Christus als Herr des Karma
GA 130 - Seite 165ff
Wenn der Mensch durchgegangen ist durch die Pforte des Todes
und durchlebt hat jene Zeit, in welcher er Rückschau halten kann auf
das bisherige Erdenleben, durchlebt hat die Zeit bis zu dem Punkt, da
er den Ätherleib abgelegt hat, wenn der Mensch übergeht in die
Kamaloka-Zeit, dann tritt er vor zwei Gestalten hin. Gewöhnlich wird
nur eine von diesen erwähnt, aber wir können der Vollständigkeit
halber sagen - und was ich jetzt erzähle, ist für jeden wahren Okkultisten
eine reale Tatsache -: Es tritt der Mensch vor seiner Kamaloka-
Zeit vor zwei Gestalten hin. Allerdings, was ich jetzt erzähle, gilt
nur für die Menschen des Abendlandes und für alle diejenigen Menschen,
welche mit der Kultur dieses Abendlandes in den letzten Jahrtausenden
einen Zusammenhang gehabt haben.
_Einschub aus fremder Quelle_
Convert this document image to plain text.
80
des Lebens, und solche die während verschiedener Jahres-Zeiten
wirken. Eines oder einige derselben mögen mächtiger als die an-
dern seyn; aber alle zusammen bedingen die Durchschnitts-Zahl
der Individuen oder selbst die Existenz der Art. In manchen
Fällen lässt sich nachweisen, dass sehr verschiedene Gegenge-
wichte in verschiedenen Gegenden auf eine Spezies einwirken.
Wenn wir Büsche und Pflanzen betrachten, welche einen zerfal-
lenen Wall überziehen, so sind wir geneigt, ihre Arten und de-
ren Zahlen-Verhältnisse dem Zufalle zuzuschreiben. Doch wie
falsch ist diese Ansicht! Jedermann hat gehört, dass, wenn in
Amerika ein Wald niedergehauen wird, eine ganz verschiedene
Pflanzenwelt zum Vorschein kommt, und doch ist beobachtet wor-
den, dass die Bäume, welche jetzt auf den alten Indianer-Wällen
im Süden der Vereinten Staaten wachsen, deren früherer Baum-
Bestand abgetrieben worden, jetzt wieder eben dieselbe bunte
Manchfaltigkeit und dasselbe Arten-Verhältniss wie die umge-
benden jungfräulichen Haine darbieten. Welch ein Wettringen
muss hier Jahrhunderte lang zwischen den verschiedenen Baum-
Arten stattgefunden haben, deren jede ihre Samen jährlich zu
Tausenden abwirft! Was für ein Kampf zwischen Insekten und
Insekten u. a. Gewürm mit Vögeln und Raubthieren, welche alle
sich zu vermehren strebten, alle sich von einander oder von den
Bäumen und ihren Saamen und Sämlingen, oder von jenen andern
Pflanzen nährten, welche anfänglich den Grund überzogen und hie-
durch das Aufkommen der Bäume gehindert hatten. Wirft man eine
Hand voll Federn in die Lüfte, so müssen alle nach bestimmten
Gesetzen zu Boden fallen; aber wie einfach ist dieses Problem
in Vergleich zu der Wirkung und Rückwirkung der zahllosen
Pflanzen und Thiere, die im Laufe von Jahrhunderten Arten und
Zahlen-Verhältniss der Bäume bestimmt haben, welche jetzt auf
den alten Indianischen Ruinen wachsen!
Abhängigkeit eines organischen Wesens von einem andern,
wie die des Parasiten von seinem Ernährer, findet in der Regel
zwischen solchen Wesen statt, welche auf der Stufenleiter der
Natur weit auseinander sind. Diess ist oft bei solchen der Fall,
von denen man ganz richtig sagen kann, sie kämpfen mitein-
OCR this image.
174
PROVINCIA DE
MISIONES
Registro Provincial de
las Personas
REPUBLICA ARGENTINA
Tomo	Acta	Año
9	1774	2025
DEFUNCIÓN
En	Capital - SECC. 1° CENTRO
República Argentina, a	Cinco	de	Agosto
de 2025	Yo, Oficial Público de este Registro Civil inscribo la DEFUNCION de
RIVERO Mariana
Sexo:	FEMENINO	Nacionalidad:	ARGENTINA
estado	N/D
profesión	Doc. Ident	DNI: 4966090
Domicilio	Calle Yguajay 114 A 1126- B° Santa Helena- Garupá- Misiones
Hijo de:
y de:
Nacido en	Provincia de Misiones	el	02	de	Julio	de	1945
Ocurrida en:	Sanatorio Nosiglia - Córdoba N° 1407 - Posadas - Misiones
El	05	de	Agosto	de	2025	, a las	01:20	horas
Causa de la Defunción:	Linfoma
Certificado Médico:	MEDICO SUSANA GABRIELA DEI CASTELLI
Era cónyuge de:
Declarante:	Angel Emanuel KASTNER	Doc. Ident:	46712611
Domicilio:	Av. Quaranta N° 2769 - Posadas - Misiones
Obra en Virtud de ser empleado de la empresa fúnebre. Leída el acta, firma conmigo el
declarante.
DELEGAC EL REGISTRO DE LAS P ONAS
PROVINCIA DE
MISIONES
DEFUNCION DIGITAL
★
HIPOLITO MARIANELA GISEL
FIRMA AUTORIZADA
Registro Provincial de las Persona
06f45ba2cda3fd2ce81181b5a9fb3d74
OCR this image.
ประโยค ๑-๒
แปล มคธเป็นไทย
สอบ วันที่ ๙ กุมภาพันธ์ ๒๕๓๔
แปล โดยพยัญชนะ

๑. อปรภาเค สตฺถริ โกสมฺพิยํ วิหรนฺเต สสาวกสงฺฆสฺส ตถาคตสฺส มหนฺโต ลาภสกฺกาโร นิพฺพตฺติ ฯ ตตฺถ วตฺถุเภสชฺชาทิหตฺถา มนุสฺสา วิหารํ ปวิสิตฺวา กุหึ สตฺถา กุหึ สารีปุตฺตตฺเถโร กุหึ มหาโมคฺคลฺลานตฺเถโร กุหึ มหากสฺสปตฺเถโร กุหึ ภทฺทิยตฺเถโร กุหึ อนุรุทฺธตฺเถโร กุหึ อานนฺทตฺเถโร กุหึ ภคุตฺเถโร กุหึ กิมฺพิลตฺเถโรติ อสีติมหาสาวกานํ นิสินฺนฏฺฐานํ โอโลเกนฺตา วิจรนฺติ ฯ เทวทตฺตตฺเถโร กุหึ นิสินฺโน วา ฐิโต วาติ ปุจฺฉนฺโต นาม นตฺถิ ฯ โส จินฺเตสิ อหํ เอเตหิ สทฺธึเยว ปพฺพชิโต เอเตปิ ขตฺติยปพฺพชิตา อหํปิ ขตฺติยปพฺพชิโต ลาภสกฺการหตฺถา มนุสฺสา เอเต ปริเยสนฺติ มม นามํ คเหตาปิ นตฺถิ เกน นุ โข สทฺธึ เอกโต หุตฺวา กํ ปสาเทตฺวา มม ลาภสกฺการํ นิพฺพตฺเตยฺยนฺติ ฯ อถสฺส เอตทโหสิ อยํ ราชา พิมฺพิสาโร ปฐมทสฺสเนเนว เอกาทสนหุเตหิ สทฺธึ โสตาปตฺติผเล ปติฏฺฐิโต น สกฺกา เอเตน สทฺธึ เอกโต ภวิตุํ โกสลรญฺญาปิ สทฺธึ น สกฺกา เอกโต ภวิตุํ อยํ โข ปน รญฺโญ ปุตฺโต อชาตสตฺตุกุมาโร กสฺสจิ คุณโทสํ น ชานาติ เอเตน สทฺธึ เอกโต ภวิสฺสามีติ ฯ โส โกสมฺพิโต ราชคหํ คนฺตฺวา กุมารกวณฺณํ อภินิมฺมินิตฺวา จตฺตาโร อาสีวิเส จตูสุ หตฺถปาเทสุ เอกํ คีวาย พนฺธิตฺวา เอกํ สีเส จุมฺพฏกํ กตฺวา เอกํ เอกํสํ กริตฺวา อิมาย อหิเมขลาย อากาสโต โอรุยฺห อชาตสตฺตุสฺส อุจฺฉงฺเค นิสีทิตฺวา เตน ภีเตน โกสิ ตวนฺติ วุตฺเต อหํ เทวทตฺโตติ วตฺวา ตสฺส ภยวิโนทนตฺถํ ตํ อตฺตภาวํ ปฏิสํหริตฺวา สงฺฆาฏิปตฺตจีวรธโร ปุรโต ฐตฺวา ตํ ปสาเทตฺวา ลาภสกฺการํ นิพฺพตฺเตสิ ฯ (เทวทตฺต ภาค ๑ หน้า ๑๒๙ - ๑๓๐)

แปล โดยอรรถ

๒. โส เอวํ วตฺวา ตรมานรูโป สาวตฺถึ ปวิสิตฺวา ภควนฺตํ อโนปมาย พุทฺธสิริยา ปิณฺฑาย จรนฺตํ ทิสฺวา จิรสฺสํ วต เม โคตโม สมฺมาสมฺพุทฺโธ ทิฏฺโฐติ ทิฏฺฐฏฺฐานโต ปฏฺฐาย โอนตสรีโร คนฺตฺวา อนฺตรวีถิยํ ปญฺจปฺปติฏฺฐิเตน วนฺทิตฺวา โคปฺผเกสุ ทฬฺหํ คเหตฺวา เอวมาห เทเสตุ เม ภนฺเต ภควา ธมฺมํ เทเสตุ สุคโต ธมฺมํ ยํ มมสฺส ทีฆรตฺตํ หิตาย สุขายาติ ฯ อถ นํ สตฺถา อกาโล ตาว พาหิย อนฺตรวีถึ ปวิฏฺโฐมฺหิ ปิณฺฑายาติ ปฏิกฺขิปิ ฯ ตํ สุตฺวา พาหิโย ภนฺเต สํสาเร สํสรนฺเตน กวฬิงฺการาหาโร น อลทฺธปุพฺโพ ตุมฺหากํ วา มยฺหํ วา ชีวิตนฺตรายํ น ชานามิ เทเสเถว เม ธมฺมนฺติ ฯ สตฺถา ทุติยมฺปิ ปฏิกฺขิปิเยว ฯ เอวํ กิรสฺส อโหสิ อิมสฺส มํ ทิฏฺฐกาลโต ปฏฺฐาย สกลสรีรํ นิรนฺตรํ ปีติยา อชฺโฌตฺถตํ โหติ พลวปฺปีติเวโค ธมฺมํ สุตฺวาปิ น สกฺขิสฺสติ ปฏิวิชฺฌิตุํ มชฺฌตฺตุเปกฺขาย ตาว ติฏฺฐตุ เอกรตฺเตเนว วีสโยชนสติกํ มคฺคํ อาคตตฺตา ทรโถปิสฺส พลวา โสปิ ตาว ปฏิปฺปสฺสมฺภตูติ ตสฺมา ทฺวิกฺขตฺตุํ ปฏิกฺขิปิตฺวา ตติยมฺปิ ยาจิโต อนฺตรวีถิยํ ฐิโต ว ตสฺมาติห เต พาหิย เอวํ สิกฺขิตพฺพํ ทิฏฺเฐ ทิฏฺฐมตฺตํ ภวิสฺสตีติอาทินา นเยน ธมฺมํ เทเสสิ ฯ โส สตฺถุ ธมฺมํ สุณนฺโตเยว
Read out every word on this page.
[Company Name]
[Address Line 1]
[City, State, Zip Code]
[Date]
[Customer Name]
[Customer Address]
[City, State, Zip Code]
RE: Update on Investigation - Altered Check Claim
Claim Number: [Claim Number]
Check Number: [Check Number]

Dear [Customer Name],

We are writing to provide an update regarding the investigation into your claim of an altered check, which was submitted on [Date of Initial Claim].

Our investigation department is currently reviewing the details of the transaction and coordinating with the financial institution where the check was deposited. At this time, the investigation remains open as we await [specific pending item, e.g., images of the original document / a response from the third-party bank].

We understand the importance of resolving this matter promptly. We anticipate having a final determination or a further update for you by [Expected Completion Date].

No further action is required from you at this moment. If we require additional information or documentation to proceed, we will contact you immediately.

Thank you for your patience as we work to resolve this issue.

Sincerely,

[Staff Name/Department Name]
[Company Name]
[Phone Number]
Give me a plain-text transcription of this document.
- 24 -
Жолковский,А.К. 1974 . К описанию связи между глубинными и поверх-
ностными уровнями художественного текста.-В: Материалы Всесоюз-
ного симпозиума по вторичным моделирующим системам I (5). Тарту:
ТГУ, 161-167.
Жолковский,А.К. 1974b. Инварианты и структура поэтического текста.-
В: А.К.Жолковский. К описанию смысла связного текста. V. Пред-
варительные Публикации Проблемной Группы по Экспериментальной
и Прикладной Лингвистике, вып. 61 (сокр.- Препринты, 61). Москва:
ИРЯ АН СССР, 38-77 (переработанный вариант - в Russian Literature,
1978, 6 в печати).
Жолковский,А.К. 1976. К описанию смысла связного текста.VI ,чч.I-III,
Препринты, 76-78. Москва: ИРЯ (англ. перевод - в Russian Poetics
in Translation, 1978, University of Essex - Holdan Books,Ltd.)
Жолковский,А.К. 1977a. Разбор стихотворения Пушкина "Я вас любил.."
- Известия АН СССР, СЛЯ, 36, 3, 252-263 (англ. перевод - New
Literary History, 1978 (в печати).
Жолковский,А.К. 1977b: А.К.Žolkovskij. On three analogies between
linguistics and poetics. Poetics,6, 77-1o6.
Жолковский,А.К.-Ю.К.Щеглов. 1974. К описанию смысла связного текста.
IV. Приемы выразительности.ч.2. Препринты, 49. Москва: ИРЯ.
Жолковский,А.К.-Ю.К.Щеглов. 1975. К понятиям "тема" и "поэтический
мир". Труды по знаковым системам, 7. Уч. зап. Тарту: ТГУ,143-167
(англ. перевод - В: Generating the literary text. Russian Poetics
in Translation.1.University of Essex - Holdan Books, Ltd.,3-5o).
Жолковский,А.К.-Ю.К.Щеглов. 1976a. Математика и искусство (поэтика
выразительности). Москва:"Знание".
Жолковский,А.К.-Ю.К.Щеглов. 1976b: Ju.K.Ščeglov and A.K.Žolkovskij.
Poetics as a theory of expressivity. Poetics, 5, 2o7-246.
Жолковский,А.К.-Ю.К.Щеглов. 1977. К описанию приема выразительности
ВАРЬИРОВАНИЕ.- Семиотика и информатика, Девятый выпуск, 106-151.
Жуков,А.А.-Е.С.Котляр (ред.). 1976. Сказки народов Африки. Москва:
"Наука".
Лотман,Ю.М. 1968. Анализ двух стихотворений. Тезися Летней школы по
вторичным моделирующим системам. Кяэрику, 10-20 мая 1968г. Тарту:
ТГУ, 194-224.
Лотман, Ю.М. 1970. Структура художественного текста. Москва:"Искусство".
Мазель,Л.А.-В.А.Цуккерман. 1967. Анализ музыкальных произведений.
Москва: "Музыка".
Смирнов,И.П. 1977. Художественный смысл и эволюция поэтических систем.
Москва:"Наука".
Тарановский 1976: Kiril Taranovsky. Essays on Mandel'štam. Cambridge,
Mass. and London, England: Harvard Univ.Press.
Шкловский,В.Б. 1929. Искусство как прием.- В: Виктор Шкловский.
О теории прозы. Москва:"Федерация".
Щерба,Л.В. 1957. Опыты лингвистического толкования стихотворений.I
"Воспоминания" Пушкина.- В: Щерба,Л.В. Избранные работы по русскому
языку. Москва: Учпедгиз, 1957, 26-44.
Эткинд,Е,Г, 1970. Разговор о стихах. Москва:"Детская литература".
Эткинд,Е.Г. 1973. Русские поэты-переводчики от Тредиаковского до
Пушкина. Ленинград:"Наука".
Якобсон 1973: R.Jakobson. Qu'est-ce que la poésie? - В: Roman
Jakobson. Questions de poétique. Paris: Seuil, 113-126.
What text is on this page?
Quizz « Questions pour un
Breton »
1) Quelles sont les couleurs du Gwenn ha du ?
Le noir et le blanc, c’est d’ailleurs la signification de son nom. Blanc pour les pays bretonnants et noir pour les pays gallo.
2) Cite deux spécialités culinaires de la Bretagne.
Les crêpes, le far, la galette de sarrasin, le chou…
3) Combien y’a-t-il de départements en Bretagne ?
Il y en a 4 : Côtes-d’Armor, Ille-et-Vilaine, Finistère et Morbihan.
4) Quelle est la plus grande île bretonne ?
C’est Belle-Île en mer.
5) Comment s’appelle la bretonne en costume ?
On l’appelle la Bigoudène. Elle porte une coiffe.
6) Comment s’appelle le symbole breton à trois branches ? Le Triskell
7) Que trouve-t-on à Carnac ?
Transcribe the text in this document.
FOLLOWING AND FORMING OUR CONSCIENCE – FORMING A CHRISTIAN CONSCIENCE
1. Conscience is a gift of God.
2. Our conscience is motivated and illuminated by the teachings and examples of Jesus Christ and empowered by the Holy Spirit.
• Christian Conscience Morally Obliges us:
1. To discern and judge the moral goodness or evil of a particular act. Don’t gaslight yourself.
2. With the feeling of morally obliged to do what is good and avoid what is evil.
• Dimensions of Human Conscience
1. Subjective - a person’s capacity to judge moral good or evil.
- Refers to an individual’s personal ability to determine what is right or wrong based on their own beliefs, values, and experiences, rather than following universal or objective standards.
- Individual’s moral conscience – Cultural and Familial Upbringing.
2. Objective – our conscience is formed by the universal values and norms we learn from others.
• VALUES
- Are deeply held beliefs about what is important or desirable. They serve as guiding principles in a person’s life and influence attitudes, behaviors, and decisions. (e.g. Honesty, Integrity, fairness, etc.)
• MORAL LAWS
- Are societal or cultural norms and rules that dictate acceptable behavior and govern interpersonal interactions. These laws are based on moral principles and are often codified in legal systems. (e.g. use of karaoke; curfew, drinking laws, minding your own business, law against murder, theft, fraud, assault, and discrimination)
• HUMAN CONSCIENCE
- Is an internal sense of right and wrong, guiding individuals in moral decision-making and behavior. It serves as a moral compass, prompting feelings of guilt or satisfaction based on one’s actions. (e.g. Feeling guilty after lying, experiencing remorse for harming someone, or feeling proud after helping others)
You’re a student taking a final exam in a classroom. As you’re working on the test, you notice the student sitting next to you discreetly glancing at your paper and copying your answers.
Da tritt der Mensch
nach seinem Tode zwei Gestalten gegenüber: Moses ist die eine - der
Mensch weiß ganz genau, daß er Moses gegenübertritt -, der ihm
vorhält die Gesetzestafeln, im Mittelalter nannte man es « Moses mit
dem scharfen Gesetz », und der Mensch hat ganz genau in seiner Seele
das Bewußtsein, inwiefern er bis in das Innerste seiner Seele abgewichen
ist von dem Gesetz. Die andere Gestalt ist diejenige, die man nennt
«den Cherub mit dem feurigen Schwert», der da entscheidet über
diese Abweichung. Das ist ein Erlebnis, das der Mensch hat nach dem
Tode, so daß wir in unserem geisteswissenschaftlichen Sinne sagen
können: Das was da dem Menschen entgegentritt durch diese zwei
Gestalten, durch Moses mit dem scharfen Gesetz und durch den
Cherub mit dem feurigen Schwert, es stellt gewissermaßen das karmische
Konto fest.
Diese Tatsache geht in unserer Zeit einer Änderung entgegen. Und
das ist eine bedeutsame Änderung. Man kann diese Änderung dadurch
ausdrücken, daß man sagt: Es wird in unserem Zeitalter der Christus
der Herr des Karma für alle diejenigen Menschen, die das eben Besprochene
nach ihrem Tode durchgemacht haben. Es tritt der Christus
sein Richteramt an.
Stellen wir uns diese Tatsache genauer vor! Wir wissen ja alle aus
der geisteswissenschaftlichen Weltanschauung, daß wir ein karmisches
Lebenskonto haben, daß wir für gewisse Taten, die auf der einen
Seite unseres karmischen Kontobuches stehen, für alle gescheiten
Taten, für alle schönen Taten, für alle guten Taten einen gewissen
karmischen Ausgleich zu erfahren haben, aber auch für alle bösen,
häßlichen, unwahren Taten und Gedanken. Es kommt nun auf der
einen Seite darauf an, daß der Mensch im weiteren Verlaufe seines
Erdenlebens für sich selber dieses karmische Konto auslebt, aber es
kommt auch darauf an, daß der Mensch dasjenige, was er ausleben
kann dadurch, daß er gute Taten, schöne Taten auf seinem karmischen
Konto hat, oder was er ausleben muß, weil er böse Taten hat, in den
verschiedensten Taten ausleben kann. Es ist nicht eindeutig bestimmt,
wie wir, sagen wir, den Ausgleich durch diese oder jene Tat in unserem
künftigen Leben rinden. Nehmen wir an, irgendein Mensch hätte
dieses oder jenes Böse getan, so muß er ein Gutes tun, welches ausgleicht
das Böse. Aber dieses Gute, das kann er in zweifacher Weise
tun, so daß es vielleicht für ihn die gleiche Anstrengung bedeutet,
wenn es nur wenig Menschen zugute kommt oder so, daß es für ihn
die gleiche Anstrengung bedeutet, wenn es vielen Menschen zum
Heile gereicht. Daß unser karmisches Konto in der Zukunft so ausgeglichen
wird, das heißt in eine solche Weltordnung hineingestellt
wird gegen die Zukunft, wenn wir den Weg zum Christus gefunden,
daß die Art unseres karmischen Ausgleiches das größtmöglichste
Menschenheil für den Rest der Erdenentwickelung hervorrufe, das
wird die Sorge sein dessen, der von unserer Zeit an der Herr des
Karma wird, es wird die Sorge Christi sein.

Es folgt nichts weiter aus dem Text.